Nau mai, haere mai, welcome to eyeCONTACT, a forum built to encourage art reviews and critical discussion about the visual culture of Aotearoa New Zealand. I'm John Hurrell its editor, a New Zealand writer, artist and curator. While Creative New Zealand and other supporters are generously paying me and other contributors to review exhibitions over the following year, all expressed opinions are entirely our own.

Wednesday, August 13, 2008


Steve Carr: a Shot in the Dark
Michael Lett
13 August - 6 September 2008

Just two works in this Carr show, but they’re goodies. One is a beautifully carved, painted bearskin rug, intact with wooden head, positioned on the floor down towards the office. The other - on the wall by the front door - is a photograph of a somewhat hairy gentleman with his t-shirt lifted up, exposing his chest and pushed out, but moderately trim, paunch. Apparently (according to the invite's blurb for this show) he is pretending to be a moose, thereby giving this presentation thematic unity.

Ha! Don’t you believe it. Carr delights in clowning and slapstick gags and this is typical. He is shameless. It is just as likely to be ‘about’ the silliness of distended guts – though he could have found a more genuinely disgusting example. And it could also be a reference to mischievous women spontaneously flashing their tits. Or a meditation on hairy blokes, the patterns their frontal hirsute regions create. An exercise in abstraction, featuring a male pelt set in front of a beautiful plywood woodgrain, it's entitled 'The Bachelor'.
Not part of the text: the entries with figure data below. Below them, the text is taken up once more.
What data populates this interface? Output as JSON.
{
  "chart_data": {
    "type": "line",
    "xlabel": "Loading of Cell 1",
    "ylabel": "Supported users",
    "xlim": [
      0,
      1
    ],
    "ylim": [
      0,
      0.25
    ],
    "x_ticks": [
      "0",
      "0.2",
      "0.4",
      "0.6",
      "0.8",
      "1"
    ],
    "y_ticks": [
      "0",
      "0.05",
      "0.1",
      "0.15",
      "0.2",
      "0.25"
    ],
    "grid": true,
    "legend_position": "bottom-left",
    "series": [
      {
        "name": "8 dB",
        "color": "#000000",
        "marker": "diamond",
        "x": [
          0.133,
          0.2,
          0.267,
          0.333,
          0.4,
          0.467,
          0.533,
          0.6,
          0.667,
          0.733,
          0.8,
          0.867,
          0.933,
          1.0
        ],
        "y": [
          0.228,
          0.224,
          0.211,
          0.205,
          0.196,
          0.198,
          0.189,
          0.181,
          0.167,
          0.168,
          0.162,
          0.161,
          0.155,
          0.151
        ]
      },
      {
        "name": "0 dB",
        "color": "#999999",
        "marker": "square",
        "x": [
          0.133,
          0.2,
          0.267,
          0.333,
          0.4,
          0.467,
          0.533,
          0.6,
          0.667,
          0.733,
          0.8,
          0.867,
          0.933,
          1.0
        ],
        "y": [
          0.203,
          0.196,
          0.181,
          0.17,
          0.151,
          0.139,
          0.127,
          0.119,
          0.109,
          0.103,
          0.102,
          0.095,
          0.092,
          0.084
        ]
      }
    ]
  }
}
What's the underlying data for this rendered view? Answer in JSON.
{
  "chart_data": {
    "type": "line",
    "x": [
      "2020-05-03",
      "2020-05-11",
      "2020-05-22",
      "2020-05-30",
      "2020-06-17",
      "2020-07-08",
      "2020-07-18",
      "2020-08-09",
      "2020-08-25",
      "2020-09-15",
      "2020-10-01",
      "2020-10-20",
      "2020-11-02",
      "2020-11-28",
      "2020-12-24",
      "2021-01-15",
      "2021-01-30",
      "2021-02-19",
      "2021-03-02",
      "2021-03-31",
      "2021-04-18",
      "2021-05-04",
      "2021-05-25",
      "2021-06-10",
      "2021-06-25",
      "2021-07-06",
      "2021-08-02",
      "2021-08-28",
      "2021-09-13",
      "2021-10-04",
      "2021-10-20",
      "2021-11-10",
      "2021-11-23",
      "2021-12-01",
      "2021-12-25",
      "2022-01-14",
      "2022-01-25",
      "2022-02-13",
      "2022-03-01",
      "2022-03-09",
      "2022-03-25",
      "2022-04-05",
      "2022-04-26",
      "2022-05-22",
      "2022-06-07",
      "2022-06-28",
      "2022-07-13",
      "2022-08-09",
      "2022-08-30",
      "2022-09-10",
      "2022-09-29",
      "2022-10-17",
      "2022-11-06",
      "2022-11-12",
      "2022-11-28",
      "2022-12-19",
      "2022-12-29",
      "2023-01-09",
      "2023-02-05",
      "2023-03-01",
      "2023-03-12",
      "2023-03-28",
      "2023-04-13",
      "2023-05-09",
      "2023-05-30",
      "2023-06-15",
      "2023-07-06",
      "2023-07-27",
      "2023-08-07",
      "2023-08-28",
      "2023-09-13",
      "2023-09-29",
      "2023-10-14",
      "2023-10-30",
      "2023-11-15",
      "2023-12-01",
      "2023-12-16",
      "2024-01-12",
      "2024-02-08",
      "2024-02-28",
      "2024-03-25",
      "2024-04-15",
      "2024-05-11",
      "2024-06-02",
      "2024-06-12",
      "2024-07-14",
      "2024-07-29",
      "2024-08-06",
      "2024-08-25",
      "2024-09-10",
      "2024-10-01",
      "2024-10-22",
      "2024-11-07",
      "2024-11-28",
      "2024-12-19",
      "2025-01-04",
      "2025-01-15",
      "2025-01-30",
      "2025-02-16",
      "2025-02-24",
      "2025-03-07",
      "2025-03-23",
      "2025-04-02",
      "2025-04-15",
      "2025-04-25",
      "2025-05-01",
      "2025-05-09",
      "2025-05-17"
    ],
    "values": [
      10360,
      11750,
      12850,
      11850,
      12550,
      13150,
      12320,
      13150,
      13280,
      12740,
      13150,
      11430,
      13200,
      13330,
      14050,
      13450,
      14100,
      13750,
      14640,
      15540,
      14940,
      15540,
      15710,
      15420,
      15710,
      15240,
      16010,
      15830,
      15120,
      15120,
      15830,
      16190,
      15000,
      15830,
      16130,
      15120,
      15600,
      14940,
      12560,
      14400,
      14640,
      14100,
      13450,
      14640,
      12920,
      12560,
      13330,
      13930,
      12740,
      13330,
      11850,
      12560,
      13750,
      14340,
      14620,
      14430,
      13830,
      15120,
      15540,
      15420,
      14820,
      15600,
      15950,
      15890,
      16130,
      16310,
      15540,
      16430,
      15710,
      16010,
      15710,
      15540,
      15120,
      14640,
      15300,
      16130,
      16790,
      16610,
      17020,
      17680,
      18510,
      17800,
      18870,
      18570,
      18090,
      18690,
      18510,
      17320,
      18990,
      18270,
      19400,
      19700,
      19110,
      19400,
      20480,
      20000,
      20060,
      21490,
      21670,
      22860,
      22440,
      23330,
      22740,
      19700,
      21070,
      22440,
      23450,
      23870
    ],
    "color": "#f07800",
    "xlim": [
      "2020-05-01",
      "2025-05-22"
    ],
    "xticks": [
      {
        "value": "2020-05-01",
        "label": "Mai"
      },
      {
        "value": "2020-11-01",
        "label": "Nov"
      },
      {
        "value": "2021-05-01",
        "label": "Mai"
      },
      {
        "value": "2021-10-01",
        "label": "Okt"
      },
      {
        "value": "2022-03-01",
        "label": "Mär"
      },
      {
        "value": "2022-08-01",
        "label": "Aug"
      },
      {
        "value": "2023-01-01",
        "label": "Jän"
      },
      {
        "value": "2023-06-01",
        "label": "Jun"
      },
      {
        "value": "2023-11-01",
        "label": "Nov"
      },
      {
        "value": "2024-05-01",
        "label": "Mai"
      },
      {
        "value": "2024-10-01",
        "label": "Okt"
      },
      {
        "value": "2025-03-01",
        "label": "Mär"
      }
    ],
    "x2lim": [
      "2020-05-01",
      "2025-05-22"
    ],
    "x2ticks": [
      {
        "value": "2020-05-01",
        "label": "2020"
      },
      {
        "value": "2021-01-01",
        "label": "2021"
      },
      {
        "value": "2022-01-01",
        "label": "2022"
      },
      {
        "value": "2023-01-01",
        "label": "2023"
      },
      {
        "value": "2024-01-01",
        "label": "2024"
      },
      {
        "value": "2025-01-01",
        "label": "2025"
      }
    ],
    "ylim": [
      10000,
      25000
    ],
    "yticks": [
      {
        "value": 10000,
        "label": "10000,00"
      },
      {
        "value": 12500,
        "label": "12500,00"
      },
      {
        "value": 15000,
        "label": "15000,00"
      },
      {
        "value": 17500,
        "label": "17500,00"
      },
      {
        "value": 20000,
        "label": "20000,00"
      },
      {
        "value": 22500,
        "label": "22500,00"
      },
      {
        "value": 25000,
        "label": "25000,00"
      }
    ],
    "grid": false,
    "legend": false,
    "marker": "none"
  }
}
Thick bearskin rugs? Aren’t they meant to be used – alongside roaring midnight fires – as settings for romantic coital activity? Rolling around on this one with your beloved might be a little painful. It seems to allude to folk art, maybe that of Eastern Europe, but perhaps also the many carvings presented by Jeff Koons. It’s a clever idea and the two very funny works deserve your attention. Don’t miss them.

1 comment:

andrew said...

hardly a belly laugh truth its hard to bear.